Personal information
- Date of birth: 17 April 1947
- Place of birth: Kraków, Poland
- Date of death: 17 October 2023 (aged 76)
- Place of death: Kraków, Poland
- Height: 1.77 m (5 ft 10 in)
- Position: Defender

Youth career
- Krakus Nowa Huta

Senior career*
- Years: Team / Apps / (Gls)
- 1963–1965: Krakus Nowa Huta
- 1965–1974: Cracovia / 33+
- 1974–1975: Polonia Milwaukee
- 1975–1976: Cracovia /  / (3)
- 1976–1977: Prokocim Kraków
- 1977–1978: Wisłoka Dębica

Managerial career
- Prokocim Kraków
- Wisłoka Dębica
- JKS Jarosław
- Polonia Milwaukee
- Garbarnia Kraków
- 1987–1988: Cracovia
- Skeid (coach)
- Bærum SK (coach)
- Kjelsås Fotball (coach)
- Lyn Oslo (coach)
- Kabel Kraków
- Puszcza Niepołomice
- Karpaty Siepraw
- Górnik Wieliczka
- 2011–2012: Dalin Myślenice
- 2012–2013: Wieczysta Kraków

= Tadeusz Piotrowski (footballer) =

Polish footballer and manager

Tadeusz Piotrowski (17 April 1947 – 17 October 2023) was a Polish professional football player and manager.

He was best known for his time at his hometown club Cracovia, playing in 13 top flight matches in the 1969–70 season.

He also played for Krakus Nowa Huta, the American Polonia Milwaukee, Prokocim Kraków and Wisłoka Dębica.
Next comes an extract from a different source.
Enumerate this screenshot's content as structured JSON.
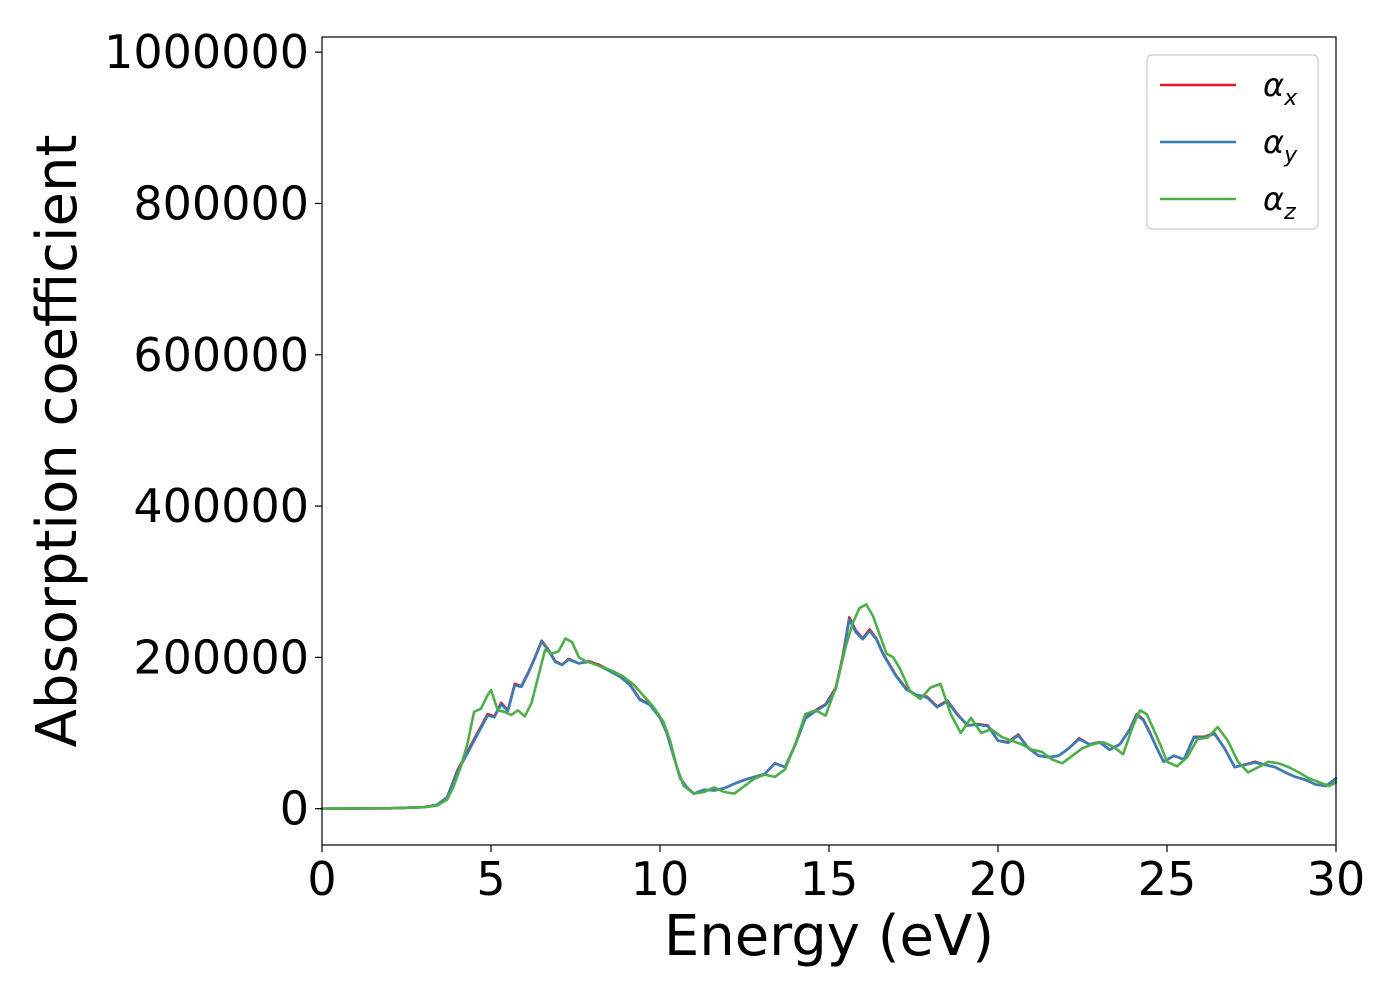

After retirement from playing, he became a coach, although he studied at AWF Kraków whilst still a player. His managerial highlight was leading Puszcza Niepołomice from the fourth division to the second. He also coached lower league Norwegian clubs as well as managed the Lesser Poland team in the UEFA Regions Cup.